LockBits Performance Critical Code

I have a method which needs to be as fast as it possibly can, it uses unsafe memory pointers and its my first foray into this type of coding so I know it can probably be faster.

    /// <summary>
    /// Copies bitmapdata from one bitmap to another at a specified point on the output bitmapdata
    /// </summary>
    /// <param name="sourcebtmpdata">The sourcebitmap must be smaller that the destbitmap</param>
    /// <param name="destbtmpdata"></param>
    /// <param name="point">The point on the destination bitmap to draw at</param>
    private static unsafe void CopyBitmapToDest(BitmapData sourcebtmpdata, BitmapData destbtmpdata, Point point)
    {
        // calculate total number of rows to draw.
        var totalRow = Math.Min(
            destbtmpdata.Height - point.Y,
            sourcebtmpdata.Height);


        //loop through each row on the source bitmap and get mem pointers
        //to the source bitmap and dest bitmap
        for (int i = 0; i < totalRow; i++)
        {
            int destRow = point.Y + i;

            //get the pointer to the start of the current pixel "row" on the output image
            byte* destRowPtr = (byte*)destbtmpdata.Scan0 + (destRow * destbtmpdata.Stride);
            //get the pointer to the start of the FIRST pixel row on the source image
            byte* srcRowPtr = (byte*)sourcebtmpdata.Scan0 + (i * sourcebtmpdata.Stride);

            int pointX = point.X;
            //the rowSize is pre-computed before the loop to improve performance
            int rowSize = Math.Min(destbtmpdata.Width - pointX, sourcebtmpdata.Width);
            //for each row each set each pixel
            for (int j = 0; j < rowSize; j++)
            {
                int firstBlueByte = ((pointX + j)*3);

                int srcByte = j *3;
                destRowPtr[(firstBlueByte)] = srcRowPtr[srcByte];
                destRowPtr[(firstBlueByte) + 1] = srcRowPtr[srcByte + 1];
                destRowPtr[(firstBlueByte) + 2] = srcRowPtr[srcByte + 2];
            }


        }
    }

So is there anything that can be done to make this faster?
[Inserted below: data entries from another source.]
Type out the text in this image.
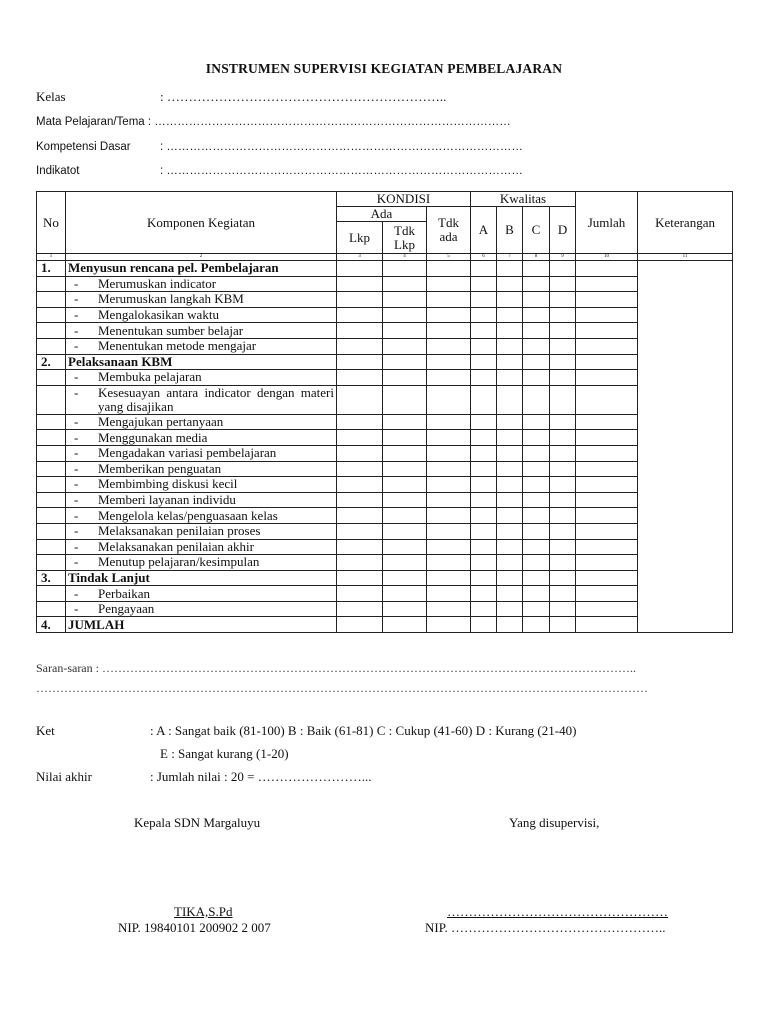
INSTRUMEN SUPERVISI KEGIATAN PEMBELAJARAN
Kelas	: ………………………………………………………..
Mata Pelajaran/Tema : …………………………………………………………………………………
Kompetensi Dasar	: …………………………………………………………………………………
Indikatot	: …………………………………………………………………………………
No	Komponen Kegiatan	KONDISI			Kwalitas				Jumlah	Keterangan
		Ada		Tdk ada	A	B	C	D		
		Lkp	Tdk Lkp							
1	2	3	4	5	6	7	8	9	10	11
1.	Menyusun rencana pel. Pembelajaran									

	- Merumuskan indicator									

	- Merumuskan langkah KBM									

	- Mengalokasikan waktu									

	- Menentukan sumber belajar									

	- Menentukan metode mengajar									

2.	Pelaksanaan KBM									

	- Membuka pelajaran									

	- Kesesuayan antara indicator dengan materi yang disajikan									

	- Mengajukan pertanyaan									

	- Menggunakan media									

	- Mengadakan variasi pembelajaran									

	- Memberikan penguatan									

	- Membimbing diskusi kecil									

	- Memberi layanan individu									

	- Mengelola kelas/penguasaan kelas									

	- Melaksanakan penilaian proses									

	- Melaksanakan penilaian akhir									

	- Menutup pelajaran/kesimpulan									

3.	Tindak Lanjut									

	- Perbaikan									

	- Pengayaan									

4.	JUMLAH									
Saran-saran : ……………………………………………………………………………………………………………………..
………………………………………………………………………………………………………………………………………
Ket	: A : Sangat baik (81-100) B : Baik (61-81) C : Cukup (41-60) D : Kurang (21-40)
E : Sangat kurang (1-20)
Nilai akhir	: Jumlah nilai : 20 = ……………………...
Kepala SDN Margaluyu	Yang disupervisi,
TIKA,S.Pd
NIP. 19840101 200902 2 007
……………………………………………
NIP. …………………………………………..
Ignore the todo for now, ill fix that later once I have some baseline performance measurements.

UPDATE: Sorry, should have mentioned that the reason i'm using this instead of Graphics.DrawImage is because im implementing multi-threading and because of that I cant use DrawImage.

UPDATE 2: I'm still not satisfied with the performance and i'm sure there's a few more ms that can be had.

Lee Treveil

There was something fundamentally wrong with the code that I cant believe I didn't notice until now.

byte* destRowPtr = (byte*)destbtmpdata.Scan0 + (destRow * destbtmpdata.Stride);

This gets a pointer to the destination row but it does not get the column that it is copying to, that in the old code is done inside the rowSize loop. It now looks like:

byte* destRowPtr = (byte*)destbtmpdata.Scan0 + (destRow * destbtmpdata.Stride) + pointX * 3;

So now we have the correct pointer for the destination data. Now we can get rid of that for loop. Using suggestions from Vilx- and Rob the code now looks like:

        private static unsafe void CopyBitmapToDestSuperFast(BitmapData sourcebtmpdata, BitmapData destbtmpdata, Point point)
    {
        //calculate total number of rows to copy.
        //using ternary operator instead of Math.Min, few ms faster
        int totalRows = (destbtmpdata.Height - point.Y < sourcebtmpdata.Height) ? destbtmpdata.Height - point.Y : sourcebtmpdata.Height;
        //calculate the width of the image to draw, this cuts off the image
        //if it goes past the width of the destination image
        int rowWidth = (destbtmpdata.Width - point.X < sourcebtmpdata.Width) ? destbtmpdata.Width - point.X : sourcebtmpdata.Width;

        //loop through each row on the source bitmap and get mem pointers
        //to the source bitmap and dest bitmap
        for (int i = 0; i < totalRows; i++)
        {
            int destRow = point.Y + i;

            //get the pointer to the start of the current pixel "row" and column on the output image
            byte* destRowPtr = (byte*)destbtmpdata.Scan0 + (destRow * destbtmpdata.Stride) + point.X * 3;

            //get the pointer to the start of the FIRST pixel row on the source image
            byte* srcRowPtr = (byte*)sourcebtmpdata.Scan0 + (i * sourcebtmpdata.Stride);

            //RtlMoveMemory function
            CopyMemory(new IntPtr(destRowPtr), new IntPtr(srcRowPtr), (uint)rowWidth * 3);

        }
    }

Copying a 500x500 image to a 5000x5000 image in a grid 50 times took: 00:00:07.9948993 secs. Now with the changes above it takes 00:00:01.8714263 secs. Much better.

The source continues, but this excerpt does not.